Brush up on your Al welding, yep that is the key, wire brushing the oxide off befroe welding.
Before welding is cleaning. Remove all trace of any possible oils with acetone, then remove surface oxide with a clean stainless steel wire brush. Manual wire brushing takes some elbow grease, and light power brushing may be ok, but heavy agressive power brushing can form oxide from the excessive friction heating.
For balance, you want the majority of the cycle on DCEN for good penetration, and just enough DCEP for a narrow band of cleaning along the weld toes.
High frequency adjustment is not important. If the AC arc is stable during welding, the HF is doing it's job. Without HF, a conventional power supply cannot sustain an arc as AC cycles from DCEN to DCEP and passes through zero amps.
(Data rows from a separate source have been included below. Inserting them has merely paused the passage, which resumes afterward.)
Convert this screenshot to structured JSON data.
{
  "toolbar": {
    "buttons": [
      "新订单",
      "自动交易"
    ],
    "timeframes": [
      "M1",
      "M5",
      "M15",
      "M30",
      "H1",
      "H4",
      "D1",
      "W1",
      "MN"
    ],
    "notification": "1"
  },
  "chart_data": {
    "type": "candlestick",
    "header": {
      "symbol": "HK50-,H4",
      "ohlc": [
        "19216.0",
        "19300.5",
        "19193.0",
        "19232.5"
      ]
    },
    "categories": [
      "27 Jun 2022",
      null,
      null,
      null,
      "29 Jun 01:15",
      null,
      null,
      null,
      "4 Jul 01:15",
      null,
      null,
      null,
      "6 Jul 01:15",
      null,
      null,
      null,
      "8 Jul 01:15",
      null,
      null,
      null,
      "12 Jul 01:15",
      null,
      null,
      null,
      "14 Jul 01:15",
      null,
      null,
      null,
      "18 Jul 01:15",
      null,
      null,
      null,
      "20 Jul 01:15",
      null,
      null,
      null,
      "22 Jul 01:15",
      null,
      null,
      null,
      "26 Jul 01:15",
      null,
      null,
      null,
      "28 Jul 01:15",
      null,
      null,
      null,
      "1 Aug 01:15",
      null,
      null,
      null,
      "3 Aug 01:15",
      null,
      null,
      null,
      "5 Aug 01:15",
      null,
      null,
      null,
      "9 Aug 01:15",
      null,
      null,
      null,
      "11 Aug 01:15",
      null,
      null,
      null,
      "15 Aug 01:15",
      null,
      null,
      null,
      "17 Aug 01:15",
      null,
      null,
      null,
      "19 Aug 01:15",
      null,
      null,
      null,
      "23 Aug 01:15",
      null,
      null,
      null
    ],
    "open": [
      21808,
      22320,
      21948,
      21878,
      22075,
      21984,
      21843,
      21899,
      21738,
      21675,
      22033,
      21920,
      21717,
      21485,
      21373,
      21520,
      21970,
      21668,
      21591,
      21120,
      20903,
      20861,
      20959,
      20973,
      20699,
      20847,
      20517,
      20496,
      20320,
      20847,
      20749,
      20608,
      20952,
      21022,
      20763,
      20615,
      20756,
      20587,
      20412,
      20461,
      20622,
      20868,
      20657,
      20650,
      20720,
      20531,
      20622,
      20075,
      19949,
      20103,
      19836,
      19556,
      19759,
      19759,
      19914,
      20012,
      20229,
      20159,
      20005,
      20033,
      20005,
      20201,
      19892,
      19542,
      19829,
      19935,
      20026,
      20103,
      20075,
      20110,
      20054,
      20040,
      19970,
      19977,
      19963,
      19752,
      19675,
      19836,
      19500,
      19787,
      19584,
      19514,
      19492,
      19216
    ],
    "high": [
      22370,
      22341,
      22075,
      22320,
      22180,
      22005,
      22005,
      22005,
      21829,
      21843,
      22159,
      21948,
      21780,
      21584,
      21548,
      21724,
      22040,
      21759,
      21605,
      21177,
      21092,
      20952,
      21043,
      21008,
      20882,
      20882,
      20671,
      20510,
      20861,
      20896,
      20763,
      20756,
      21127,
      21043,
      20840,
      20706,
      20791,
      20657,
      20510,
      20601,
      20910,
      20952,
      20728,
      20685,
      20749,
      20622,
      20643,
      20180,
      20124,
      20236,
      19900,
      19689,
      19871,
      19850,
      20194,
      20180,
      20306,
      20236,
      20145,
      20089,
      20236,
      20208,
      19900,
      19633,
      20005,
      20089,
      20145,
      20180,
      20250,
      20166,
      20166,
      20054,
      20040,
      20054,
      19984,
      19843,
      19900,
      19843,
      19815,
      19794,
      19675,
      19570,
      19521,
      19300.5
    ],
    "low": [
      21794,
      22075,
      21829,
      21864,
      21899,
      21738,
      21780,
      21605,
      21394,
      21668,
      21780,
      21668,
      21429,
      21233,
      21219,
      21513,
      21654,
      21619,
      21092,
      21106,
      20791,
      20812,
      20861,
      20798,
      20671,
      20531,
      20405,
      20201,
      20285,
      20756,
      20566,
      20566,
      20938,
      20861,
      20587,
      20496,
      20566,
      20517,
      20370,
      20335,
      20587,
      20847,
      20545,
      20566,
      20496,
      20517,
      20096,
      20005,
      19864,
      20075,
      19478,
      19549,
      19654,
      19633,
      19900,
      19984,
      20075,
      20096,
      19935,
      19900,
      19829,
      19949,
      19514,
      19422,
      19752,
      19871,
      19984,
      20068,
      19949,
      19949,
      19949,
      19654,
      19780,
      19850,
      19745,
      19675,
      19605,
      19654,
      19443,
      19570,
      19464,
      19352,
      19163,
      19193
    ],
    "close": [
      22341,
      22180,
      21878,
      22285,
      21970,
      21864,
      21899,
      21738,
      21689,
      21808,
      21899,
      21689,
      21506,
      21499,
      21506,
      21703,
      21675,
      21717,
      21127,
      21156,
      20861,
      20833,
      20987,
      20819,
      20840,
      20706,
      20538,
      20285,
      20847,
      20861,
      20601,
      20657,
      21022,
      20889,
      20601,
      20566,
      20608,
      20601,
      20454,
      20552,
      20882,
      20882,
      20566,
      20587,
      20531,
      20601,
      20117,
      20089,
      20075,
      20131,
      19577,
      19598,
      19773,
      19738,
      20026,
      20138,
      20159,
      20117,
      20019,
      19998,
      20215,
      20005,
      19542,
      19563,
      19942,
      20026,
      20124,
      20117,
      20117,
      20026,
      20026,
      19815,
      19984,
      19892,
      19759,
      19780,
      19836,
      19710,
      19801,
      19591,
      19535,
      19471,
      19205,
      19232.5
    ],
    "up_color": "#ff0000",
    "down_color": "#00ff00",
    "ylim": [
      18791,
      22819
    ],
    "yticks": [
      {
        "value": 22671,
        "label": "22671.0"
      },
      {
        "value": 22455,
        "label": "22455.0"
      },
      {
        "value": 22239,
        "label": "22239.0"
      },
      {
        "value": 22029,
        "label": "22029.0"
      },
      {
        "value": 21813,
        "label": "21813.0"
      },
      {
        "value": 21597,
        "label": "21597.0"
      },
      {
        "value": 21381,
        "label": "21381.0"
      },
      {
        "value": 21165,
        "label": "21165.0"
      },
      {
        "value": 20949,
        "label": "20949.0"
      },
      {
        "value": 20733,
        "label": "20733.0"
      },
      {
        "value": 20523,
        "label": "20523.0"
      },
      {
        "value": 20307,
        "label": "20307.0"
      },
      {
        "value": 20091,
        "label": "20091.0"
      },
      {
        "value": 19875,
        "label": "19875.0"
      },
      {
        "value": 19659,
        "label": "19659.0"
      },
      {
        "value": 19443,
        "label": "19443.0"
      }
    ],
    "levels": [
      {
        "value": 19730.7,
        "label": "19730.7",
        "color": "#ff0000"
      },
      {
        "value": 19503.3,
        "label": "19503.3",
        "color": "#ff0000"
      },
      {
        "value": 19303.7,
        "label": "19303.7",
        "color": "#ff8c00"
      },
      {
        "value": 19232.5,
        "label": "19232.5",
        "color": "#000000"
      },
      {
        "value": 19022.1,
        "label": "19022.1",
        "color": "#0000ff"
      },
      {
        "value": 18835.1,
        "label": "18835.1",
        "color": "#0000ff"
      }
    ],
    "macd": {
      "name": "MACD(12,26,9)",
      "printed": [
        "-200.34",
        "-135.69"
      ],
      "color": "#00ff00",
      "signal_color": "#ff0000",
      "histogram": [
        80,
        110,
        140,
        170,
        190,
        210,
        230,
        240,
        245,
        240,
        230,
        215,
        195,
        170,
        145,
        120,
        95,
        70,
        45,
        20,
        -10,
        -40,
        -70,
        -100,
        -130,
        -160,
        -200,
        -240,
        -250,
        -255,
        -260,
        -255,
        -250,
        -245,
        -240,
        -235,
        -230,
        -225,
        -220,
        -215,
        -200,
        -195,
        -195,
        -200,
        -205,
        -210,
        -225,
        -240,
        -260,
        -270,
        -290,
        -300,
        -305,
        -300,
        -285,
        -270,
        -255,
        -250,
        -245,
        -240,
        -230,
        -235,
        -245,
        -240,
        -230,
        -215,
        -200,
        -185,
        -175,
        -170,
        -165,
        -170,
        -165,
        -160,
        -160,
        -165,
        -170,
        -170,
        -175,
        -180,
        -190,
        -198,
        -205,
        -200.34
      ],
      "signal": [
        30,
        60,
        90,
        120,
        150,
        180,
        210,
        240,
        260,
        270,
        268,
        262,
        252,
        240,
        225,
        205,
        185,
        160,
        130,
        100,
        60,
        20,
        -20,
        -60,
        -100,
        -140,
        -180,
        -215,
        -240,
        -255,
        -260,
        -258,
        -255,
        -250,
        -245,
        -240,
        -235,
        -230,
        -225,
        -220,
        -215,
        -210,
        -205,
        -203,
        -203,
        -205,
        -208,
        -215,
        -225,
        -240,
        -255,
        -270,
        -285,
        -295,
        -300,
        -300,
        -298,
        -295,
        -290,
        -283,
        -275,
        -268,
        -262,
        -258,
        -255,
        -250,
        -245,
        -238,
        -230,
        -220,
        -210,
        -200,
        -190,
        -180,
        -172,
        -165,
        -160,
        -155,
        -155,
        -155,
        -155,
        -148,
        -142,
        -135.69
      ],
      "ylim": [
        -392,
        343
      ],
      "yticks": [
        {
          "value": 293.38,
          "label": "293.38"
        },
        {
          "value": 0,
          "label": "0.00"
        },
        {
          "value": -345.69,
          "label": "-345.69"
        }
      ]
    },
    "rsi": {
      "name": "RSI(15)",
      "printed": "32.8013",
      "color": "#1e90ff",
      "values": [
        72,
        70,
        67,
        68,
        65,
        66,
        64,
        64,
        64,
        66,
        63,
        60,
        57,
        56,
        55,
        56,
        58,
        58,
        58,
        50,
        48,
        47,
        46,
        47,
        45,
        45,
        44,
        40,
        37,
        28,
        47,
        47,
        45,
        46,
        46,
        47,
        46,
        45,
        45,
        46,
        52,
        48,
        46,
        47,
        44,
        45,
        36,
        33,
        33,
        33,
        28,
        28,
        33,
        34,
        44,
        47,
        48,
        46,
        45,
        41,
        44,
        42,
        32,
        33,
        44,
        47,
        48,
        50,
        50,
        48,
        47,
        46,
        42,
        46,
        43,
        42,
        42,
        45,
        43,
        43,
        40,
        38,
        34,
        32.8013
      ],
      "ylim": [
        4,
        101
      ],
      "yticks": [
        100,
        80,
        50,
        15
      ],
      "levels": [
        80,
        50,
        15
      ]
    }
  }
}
Some things to think about.
Aluminum transfers heat so rapidly, that you need to hit it hard with high current, get some melt on both pieces, jab some filler in to get a puddle, and go, go, go. If you piddle around in forming a puddle, a bunch of heat just spreads out though the workpiece, and when you finally get a melt on the joint edges, they ball up away from each other, and leave you with a big hole.
A tight arc and a torch angle close to perpendicular help to deliver the maximum concentration of the arc power to the workpiece. Excessive arc length or torch angle reduce the efficiency of arc energy transfer and can cause loss of shield gas coverage.
Keeping the filler within the torch shield gas envelope, that is not pulling the filler back too much during the dip/retract motion, will help reduce oxidation of the filler and introduction of that oxide into the puddle.